Después de dar una vuelta por el centro, convertido en un mercado de alcohol, antigüedades y ropa, Carlota alquila un par de bicis en el castillo y nos vamos siguiendo las vías del tren y los jardines, hasta Højstrup.

-Me pasan unas cosas muy raras cuando estoy contigo.

Carlota se gira y se pone a mi altura para responder.

-¿Tanto te excita mi presencia?
-¡Oh, no te puedes imaginar!
-A mi me encanta estar contigo.
-Y tanto, ¡haces conmigo lo que se te antoja!
-Yo te llevaría todas las noches de juerga. ¡Y estaríamos siempre de viaje!
-Es tentador.
-¿Verdad? A lo mejor fue Guido quien te sacó la tarjeta…
-¿Guido? ¿Por qué él?
-¡Ah, ni idea! Como dices que apareció anoche… ¡Mira! Mira qué bonito jardín, ese banco es ideal para darse el lote, ¿paramos?

Me tengo que aguantar la risa con Carlota: hacía años que no escuchaba lo de “darse el lote”.

-Dos minutos -respondo.

Al caer la noche regresamos a la ciudad y nos metemos en un sótano de la Stendgade, una tienda de discos de segunda mano. Entre los restos arqueológicos que campan por allí, apilados en cajas de plástico, Carlota escoge un disco de Siouxie and the Banshees y yo uno de Anne Ternheim. En total, hacen 85 coronas danesas. Juntamos la calderilla que llevamos encima y como no tenemos suficiente, le propongo al dueño invitarlo a merendar.

El dueño, un tipo grande, barbudo, vestido con un chaleco vaquero, el pelo largo y canoso, se deja convencer.
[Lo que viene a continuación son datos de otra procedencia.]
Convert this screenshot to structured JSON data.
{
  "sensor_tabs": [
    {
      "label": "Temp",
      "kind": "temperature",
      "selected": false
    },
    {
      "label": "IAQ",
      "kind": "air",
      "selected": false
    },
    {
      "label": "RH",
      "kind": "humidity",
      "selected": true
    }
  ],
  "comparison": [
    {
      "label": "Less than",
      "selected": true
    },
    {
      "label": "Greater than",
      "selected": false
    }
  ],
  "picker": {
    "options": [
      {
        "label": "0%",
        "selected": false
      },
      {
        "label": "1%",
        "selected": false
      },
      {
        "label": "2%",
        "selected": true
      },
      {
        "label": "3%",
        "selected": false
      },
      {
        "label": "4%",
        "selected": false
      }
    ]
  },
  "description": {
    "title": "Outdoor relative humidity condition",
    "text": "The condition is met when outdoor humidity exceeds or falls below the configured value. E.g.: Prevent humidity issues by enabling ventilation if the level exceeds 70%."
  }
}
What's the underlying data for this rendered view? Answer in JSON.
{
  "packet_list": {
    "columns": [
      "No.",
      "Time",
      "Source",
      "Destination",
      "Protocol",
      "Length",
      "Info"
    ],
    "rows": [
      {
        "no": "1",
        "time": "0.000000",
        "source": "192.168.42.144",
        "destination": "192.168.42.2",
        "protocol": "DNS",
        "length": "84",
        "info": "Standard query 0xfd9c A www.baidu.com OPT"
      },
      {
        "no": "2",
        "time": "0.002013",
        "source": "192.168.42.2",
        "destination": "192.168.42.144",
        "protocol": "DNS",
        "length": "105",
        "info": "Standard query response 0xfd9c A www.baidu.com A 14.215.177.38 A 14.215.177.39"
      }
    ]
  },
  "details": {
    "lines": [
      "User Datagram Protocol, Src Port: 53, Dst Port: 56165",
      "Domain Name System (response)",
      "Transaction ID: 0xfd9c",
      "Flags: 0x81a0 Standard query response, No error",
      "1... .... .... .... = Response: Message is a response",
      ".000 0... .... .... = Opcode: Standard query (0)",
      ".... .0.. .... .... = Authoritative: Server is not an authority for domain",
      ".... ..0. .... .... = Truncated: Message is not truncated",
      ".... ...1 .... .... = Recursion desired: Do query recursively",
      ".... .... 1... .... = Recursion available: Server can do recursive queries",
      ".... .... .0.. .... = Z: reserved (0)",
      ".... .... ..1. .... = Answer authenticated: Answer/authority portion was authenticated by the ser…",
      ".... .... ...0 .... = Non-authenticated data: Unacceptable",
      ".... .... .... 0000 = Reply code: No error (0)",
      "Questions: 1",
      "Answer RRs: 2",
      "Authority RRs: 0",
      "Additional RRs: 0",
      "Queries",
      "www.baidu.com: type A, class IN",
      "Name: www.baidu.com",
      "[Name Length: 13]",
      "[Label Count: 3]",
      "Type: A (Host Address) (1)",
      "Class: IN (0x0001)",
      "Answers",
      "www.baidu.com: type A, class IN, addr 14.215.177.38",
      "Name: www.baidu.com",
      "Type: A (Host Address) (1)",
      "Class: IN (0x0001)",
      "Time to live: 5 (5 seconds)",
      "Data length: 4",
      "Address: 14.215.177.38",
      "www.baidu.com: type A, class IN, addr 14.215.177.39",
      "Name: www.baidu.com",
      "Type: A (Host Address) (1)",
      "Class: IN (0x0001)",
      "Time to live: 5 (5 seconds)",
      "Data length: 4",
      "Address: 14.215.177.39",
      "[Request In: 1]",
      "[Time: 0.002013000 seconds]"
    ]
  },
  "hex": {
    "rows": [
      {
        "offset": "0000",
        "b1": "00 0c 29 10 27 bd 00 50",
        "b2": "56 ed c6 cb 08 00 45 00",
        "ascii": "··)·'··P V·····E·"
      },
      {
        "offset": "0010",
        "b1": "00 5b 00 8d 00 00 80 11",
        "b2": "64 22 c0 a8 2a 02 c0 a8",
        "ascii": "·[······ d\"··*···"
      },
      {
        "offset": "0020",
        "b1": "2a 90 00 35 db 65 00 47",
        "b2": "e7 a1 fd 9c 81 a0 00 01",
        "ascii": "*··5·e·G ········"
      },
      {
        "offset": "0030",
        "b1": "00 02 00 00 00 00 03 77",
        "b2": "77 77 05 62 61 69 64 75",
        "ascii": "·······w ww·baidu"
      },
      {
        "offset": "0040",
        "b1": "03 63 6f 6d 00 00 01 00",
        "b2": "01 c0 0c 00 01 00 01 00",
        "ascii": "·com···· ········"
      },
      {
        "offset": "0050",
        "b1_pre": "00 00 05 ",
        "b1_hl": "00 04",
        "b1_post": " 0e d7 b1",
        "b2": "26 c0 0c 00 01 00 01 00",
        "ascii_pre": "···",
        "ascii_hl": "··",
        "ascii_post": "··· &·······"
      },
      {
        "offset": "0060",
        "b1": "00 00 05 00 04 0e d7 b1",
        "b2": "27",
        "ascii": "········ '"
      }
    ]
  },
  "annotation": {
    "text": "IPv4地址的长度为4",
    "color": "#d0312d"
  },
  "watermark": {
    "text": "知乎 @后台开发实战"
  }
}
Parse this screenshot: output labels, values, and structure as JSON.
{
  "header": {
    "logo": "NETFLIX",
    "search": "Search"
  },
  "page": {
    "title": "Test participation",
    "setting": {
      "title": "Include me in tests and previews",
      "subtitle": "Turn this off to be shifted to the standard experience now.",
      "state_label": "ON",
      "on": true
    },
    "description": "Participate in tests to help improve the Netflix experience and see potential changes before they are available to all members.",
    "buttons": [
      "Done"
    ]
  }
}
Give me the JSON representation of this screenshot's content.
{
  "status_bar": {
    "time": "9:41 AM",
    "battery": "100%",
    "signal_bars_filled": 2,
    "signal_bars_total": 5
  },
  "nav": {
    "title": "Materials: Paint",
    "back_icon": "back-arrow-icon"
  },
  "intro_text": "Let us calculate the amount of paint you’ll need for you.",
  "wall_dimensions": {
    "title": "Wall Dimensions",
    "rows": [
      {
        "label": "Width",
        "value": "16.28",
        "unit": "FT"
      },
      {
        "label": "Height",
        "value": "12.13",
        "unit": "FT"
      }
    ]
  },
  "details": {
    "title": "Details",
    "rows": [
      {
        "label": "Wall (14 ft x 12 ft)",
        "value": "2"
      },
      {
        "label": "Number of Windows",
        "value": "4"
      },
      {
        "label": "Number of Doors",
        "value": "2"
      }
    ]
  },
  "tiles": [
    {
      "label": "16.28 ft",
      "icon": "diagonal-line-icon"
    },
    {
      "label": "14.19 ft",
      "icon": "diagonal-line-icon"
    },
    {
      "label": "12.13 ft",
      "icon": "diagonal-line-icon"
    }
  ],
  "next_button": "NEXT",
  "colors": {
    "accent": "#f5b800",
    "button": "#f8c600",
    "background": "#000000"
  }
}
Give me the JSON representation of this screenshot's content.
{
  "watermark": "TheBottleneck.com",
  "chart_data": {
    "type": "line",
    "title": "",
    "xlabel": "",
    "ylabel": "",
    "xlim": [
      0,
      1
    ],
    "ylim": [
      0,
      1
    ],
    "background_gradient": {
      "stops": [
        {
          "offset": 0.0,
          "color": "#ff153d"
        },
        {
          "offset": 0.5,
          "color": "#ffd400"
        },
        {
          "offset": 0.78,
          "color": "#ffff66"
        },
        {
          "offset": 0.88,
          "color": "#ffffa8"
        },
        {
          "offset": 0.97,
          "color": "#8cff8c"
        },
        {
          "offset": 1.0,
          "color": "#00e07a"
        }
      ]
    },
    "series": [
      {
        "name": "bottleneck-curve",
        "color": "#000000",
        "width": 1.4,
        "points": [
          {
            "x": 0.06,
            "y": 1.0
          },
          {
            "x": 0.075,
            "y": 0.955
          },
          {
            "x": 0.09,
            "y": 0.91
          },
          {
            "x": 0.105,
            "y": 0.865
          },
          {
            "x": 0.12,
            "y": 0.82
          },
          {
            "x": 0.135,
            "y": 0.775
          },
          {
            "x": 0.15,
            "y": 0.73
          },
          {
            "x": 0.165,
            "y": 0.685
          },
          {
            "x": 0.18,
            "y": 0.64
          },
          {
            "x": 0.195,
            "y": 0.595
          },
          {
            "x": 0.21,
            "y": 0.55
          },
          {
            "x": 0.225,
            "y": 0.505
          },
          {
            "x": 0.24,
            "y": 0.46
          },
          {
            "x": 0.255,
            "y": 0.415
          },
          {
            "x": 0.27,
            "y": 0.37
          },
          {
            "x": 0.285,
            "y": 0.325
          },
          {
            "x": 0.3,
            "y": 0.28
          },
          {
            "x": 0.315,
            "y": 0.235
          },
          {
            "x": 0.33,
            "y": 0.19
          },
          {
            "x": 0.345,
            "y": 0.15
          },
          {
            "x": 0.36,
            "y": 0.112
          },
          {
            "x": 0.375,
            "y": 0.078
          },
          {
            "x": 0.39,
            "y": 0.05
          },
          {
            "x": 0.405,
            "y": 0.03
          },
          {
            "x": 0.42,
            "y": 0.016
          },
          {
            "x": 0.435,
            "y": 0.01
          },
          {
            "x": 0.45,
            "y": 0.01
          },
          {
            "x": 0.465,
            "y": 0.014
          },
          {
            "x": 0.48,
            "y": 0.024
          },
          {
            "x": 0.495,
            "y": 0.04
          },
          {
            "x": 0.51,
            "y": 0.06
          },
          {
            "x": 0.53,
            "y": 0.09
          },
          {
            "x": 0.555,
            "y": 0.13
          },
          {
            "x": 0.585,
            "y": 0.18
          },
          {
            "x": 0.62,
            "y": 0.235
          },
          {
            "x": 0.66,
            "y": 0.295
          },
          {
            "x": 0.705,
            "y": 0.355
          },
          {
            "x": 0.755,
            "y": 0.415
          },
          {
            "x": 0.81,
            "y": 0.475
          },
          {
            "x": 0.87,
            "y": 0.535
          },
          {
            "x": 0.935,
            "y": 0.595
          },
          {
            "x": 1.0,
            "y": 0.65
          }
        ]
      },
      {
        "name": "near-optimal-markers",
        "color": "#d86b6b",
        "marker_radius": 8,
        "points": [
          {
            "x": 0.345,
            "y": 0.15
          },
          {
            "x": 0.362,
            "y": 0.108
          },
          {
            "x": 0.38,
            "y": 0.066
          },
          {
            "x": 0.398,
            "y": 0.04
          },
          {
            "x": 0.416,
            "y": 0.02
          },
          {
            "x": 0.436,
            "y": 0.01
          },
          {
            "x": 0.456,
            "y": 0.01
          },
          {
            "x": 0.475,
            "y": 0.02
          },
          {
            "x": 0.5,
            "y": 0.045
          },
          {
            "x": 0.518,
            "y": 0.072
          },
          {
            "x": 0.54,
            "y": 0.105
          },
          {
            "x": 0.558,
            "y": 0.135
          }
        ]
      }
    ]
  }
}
En parte, porque tiene ganas de cerrar ya. Nosotras nos vamos y regresamos con un café y un cruasán. El otro, que seguramente no esperaba volvernos a ver, nos agradece las provisiones. Entonces Carlota me sugiere que aproveche para pedirle trabajo ordenando discos y mástiles de guitarras, a cambio de alojamiento por una noche. Intuyo que lo hace por mi, puesto que ella puede okupar cualquier lugar. Pero el propietario nos echa de allí sin más contemplaciones.